No one wants to hear from her doctor that the cause of her symptoms is thyroid cancer, a cancer that an estimated 48,020 people were diagnosed with in 2011, according to the National Cancer Institute. Women are three times more likely to have this type of cancer, noted Ceders-Sinai.
The National Cancer Institute noted that most patients with thyroid cancer undergo surgery. Depending on the individual case, the patient may have part of her thyroid removed or all of her thyroid removed.
A total removal is called a thyroidectomy, which can be used with all the types of thyroid cancer. The surgeon makes an incision in the patient’s neck to gain access to the thyroid gland. If the cancer has spread to the lymph nodes, the surgeon may also remove the lymph nodes.
Some patients may undergo a lobectomy, in which the surgeon removes one lobe of the thyroid gland and the isthmus. This type of surgery is used to treat papillary thyroid cancer and follicular thyroid cancer.

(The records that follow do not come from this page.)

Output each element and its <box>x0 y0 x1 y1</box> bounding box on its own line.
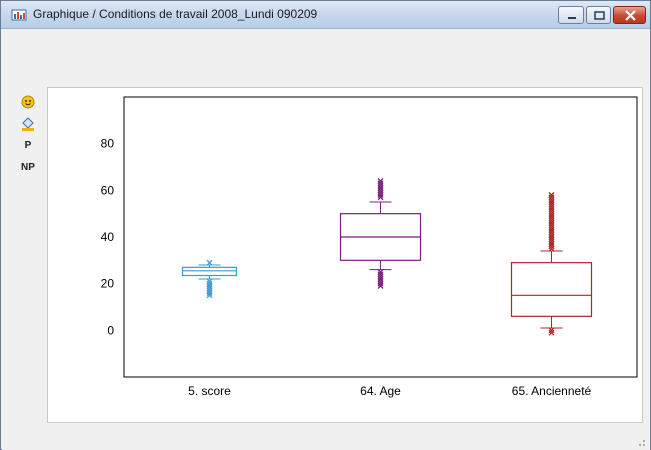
title-bar[interactable]: Graphique / Conditions de travail 2008_L… <box>1 1 650 29</box>
maximize-icon <box>594 11 605 20</box>
close-button[interactable] <box>613 6 646 24</box>
p-tool[interactable]: P <box>24 140 32 151</box>
outlier-mark <box>548 227 555 233</box>
y-tick-label: 40 <box>101 230 115 244</box>
y-tick-label: 80 <box>101 137 115 151</box>
outlier-mark <box>548 206 555 212</box>
outlier-mark <box>548 220 555 226</box>
paint-bucket-icon <box>22 117 34 131</box>
outlier-mark <box>377 269 384 275</box>
minimize-button[interactable] <box>558 6 584 24</box>
outlier-mark <box>548 222 555 229</box>
x-category-label: 64. Age <box>360 384 401 398</box>
toolbar-area <box>2 29 650 85</box>
outlier-mark <box>377 280 384 287</box>
outlier-mark <box>377 276 384 282</box>
paint-tool[interactable] <box>13 115 43 133</box>
outlier-mark <box>206 290 213 296</box>
outlier-mark <box>548 215 555 222</box>
outlier-mark <box>548 196 555 203</box>
outlier-mark <box>548 241 555 247</box>
outlier-mark <box>548 329 555 336</box>
chart-panel: 0 20 40 60 80 5. score 64. Age 65. Ancienneté <box>47 87 643 423</box>
y-tick-label: 60 <box>101 183 115 197</box>
outlier-mark <box>548 234 555 240</box>
side-toolbar: P NP <box>13 93 43 193</box>
window-title: Graphique / Conditions de travail 2008_L… <box>33 7 318 21</box>
outlier-mark <box>548 327 555 334</box>
outlier-mark <box>548 224 555 231</box>
maximize-button[interactable] <box>586 6 611 24</box>
outlier-mark <box>548 236 555 243</box>
smiley-icon <box>21 95 35 109</box>
outlier-mark <box>206 287 213 294</box>
outlier-mark <box>377 278 384 285</box>
outlier-mark <box>377 271 384 278</box>
outlier-mark <box>548 231 555 238</box>
outlier-mark <box>377 182 384 189</box>
np-tool[interactable]: NP <box>21 162 35 173</box>
outlier-mark <box>377 283 384 289</box>
x-category-label: 65. Ancienneté <box>512 384 592 398</box>
outlier-mark <box>548 203 555 210</box>
outlier-mark <box>377 185 384 191</box>
outlier-mark <box>548 208 555 215</box>
outlier-mark <box>548 229 555 236</box>
outlier-mark <box>206 283 213 289</box>
box <box>510 262 593 317</box>
outlier-mark <box>548 201 555 208</box>
y-tick-label: 20 <box>101 277 115 291</box>
outlier-mark <box>548 194 555 201</box>
outlier-mark <box>377 192 384 198</box>
resize-grip-icon[interactable] <box>636 437 646 447</box>
y-tick-label: 0 <box>107 323 114 337</box>
outlier-mark <box>548 238 555 245</box>
outlier-mark <box>548 217 555 224</box>
outlier-mark <box>377 187 384 194</box>
outlier-mark <box>548 210 555 217</box>
outlier-mark <box>548 213 555 219</box>
minimize-icon <box>568 17 576 19</box>
outlier-mark <box>206 292 213 299</box>
outlier-mark <box>548 243 555 250</box>
outlier-mark <box>377 194 384 201</box>
outlier-mark <box>206 280 213 287</box>
outlier-mark <box>206 285 213 292</box>
outlier-mark <box>206 278 213 285</box>
outlier-mark <box>377 189 384 196</box>
smiley-tool[interactable] <box>13 93 43 111</box>
outlier-mark <box>548 245 555 252</box>
app-icon <box>11 9 27 21</box>
outlier-mark <box>548 199 555 205</box>
close-icon <box>625 10 636 21</box>
outlier-mark <box>377 180 384 187</box>
outlier-mark <box>206 259 213 266</box>
outlier-mark <box>377 273 384 280</box>
outlier-mark <box>377 178 384 184</box>
x-category-label: 5. score <box>188 384 231 398</box>
boxplot-chart: 0 20 40 60 80 5. score 64. Age 65. Ancienneté <box>101 96 638 398</box>
status-bar <box>2 433 650 450</box>
outlier-mark <box>548 192 555 198</box>
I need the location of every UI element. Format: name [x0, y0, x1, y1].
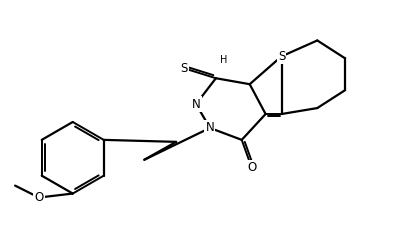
- Text: S: S: [278, 50, 285, 63]
- Text: O: O: [247, 161, 256, 174]
- Text: S: S: [181, 62, 188, 75]
- Text: N: N: [192, 97, 200, 111]
- Text: O: O: [34, 191, 44, 204]
- Text: N: N: [206, 122, 214, 135]
- Text: H: H: [220, 55, 228, 65]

In cases in which the parathyroid gland is surgically removed, patients may take calcium and vitamin D supplements for the rest of their lives, according to the National Cancer Institute. Side effects may occur with this treatment, including vocal cord paralysis and a risk of infection or bleeding.
Radioactive Iodine Therapy
After undergoing surgery, patients with thyroid cancer may receive radioactive iodine treatment. This type of thyroid cancer treatment may be used in cases of follicular thyroid cancer, papillary thyroid cancer, cancer that spreads to other areas of the body or recurrent thyroid cancer.